Yes, well he’s done this before.
He even makes it clear that he has spoken at the Oxford Union before. Yet at the beginning I still see nerve symptoms – tiny ones, admittedly, but it confirms that everyone experiences a hump. Better speakers hide it better and dismiss it more quickly, but everyone gets one.
This is a fine piece of speaking. It could be improved; for instance I found myself having to spool back a couple of times to clarify points he was making. His live audience couldn’t do that, and it indicates that his structure could be refined slightly.

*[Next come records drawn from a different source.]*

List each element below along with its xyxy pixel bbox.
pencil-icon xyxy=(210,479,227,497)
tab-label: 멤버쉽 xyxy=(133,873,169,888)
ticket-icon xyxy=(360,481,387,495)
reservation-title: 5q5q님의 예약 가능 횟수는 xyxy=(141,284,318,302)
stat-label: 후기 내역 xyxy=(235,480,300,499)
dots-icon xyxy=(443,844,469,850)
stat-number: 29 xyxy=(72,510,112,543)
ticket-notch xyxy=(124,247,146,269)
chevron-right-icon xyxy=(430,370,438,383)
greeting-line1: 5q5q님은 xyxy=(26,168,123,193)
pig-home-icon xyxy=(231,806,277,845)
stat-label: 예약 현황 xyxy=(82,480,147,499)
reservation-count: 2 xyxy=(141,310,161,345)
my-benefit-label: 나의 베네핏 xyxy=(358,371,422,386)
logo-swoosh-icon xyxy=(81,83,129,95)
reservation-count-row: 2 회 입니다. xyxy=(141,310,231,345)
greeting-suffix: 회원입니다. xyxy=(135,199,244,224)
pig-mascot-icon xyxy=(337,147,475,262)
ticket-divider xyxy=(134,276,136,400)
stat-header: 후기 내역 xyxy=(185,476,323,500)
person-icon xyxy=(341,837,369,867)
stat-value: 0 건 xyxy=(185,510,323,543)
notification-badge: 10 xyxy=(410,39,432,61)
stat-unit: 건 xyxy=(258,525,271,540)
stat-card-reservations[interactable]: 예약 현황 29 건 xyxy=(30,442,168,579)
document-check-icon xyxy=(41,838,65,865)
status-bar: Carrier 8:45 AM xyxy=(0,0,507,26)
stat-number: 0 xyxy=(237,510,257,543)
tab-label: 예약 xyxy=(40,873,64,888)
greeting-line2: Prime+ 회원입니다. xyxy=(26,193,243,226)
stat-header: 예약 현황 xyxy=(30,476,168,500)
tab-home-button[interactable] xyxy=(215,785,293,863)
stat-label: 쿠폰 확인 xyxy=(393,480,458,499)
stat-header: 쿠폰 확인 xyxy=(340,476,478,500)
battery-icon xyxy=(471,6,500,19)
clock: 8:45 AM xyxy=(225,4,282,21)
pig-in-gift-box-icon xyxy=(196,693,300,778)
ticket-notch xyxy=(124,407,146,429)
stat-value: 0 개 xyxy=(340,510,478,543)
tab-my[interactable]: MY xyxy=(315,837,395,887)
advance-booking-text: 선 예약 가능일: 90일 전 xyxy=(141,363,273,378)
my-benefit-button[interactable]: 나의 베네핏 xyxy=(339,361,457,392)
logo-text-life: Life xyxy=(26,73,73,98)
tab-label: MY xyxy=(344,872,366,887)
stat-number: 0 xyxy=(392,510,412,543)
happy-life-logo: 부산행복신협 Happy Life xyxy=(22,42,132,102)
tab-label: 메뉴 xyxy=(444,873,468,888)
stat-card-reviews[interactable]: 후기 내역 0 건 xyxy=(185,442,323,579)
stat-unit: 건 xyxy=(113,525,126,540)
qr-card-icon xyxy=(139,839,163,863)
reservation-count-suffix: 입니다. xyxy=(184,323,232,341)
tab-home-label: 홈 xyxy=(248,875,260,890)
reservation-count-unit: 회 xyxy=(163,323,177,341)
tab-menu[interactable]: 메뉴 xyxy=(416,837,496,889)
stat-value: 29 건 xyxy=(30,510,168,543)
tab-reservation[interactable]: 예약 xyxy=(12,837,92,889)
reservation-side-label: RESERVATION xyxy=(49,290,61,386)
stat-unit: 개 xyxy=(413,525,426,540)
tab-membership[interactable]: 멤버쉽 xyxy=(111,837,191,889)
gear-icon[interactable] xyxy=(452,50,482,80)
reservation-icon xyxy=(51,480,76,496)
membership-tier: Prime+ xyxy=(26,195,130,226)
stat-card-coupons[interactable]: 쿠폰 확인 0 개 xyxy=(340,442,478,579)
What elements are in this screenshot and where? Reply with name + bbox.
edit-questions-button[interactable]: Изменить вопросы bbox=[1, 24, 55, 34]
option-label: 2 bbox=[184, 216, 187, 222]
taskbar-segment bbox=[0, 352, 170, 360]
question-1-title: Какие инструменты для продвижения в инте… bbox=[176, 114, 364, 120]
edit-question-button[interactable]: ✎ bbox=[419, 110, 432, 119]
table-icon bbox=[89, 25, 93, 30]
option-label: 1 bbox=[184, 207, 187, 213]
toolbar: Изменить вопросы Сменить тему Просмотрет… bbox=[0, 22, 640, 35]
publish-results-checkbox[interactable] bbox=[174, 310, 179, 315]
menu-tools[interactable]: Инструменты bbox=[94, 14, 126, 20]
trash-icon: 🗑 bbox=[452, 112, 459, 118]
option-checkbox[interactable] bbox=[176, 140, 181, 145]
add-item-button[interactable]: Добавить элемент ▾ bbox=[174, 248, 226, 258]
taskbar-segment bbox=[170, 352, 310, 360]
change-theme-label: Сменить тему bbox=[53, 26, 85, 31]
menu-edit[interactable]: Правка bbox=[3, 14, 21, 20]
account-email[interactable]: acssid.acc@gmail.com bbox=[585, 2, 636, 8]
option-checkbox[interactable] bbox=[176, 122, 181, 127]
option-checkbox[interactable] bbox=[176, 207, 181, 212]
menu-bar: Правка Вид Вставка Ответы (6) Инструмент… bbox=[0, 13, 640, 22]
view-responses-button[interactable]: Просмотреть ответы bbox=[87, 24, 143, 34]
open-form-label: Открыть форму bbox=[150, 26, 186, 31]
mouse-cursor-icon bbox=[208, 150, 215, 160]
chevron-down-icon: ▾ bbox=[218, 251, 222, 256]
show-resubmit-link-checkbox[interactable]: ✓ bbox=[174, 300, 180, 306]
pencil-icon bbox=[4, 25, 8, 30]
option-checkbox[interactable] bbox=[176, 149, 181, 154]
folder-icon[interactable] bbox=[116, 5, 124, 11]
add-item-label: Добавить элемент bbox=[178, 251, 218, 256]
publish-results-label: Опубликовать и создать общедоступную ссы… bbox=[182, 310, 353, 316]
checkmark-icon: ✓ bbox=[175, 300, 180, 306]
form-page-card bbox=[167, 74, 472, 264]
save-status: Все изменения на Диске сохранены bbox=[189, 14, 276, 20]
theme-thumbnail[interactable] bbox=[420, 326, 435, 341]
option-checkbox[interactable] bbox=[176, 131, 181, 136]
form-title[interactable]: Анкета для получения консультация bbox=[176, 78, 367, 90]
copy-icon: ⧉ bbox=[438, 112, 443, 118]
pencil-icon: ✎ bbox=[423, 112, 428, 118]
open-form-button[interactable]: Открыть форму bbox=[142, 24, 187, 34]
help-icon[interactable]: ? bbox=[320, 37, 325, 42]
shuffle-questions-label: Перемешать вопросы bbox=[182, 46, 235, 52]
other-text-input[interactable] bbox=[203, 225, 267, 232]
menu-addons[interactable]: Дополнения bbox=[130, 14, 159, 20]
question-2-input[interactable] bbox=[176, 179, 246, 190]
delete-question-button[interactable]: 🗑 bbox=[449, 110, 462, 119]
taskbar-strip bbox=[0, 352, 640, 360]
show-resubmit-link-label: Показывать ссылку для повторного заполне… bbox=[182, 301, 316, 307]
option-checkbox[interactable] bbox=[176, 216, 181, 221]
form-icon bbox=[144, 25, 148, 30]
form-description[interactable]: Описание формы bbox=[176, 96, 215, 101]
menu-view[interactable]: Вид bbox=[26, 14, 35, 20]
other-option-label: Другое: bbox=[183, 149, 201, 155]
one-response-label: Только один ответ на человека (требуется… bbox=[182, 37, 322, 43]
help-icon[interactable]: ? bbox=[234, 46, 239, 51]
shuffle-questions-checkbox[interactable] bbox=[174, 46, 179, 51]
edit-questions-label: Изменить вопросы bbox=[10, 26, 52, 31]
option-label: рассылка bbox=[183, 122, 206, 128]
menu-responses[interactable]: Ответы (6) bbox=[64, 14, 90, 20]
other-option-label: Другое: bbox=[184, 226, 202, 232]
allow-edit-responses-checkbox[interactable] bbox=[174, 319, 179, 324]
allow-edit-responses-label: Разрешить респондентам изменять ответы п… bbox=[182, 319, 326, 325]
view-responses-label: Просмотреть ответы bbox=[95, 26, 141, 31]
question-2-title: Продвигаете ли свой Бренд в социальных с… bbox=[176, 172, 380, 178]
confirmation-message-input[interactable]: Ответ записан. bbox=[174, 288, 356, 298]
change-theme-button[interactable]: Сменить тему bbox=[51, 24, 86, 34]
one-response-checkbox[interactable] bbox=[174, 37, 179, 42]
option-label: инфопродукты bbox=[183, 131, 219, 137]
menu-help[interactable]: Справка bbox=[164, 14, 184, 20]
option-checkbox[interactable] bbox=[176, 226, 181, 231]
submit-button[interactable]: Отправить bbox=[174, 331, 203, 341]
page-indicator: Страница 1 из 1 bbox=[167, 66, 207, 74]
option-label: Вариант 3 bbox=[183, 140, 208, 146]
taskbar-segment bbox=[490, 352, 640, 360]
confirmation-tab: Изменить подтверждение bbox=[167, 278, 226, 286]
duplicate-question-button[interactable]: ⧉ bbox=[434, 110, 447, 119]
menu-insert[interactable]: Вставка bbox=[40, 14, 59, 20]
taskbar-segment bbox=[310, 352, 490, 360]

When working on trainees’ structures, I usually do it under the guise of making it easier for them to deliver without prompting from script or notes. Nevertheless I also point out that good structure carries a more important byproduct of making the speech easier for the audience to follow, and we always need to keep an eye on that byproduct. Varoufakis has comfortably outgrown the need for paper prompting, so he needs to factor in a conscious effort to discipline his structure for coherence. Though he speaks excellent English, his accent adds a hurdle to his coherence. The hurdle is small, but it will be enlarged for those students in this audience for whom English is likewise not their first language.
[Regular readers of this blog will have spotted that when speakers are as good as this I just get more picky.]
I am reluctant to comment on what he says, because he makes his arguments very well as you’d expect from a politician. He has been round the block a few times, so he is well informed. Nevertheless what I call ‘politician blinkers’ cause him, in my opinion, to be misguided in two or three areas; but I’d rather not get bogged down in that.
The Oxford Union are to be congratulated yet again on platforming a good and wide range of speakers.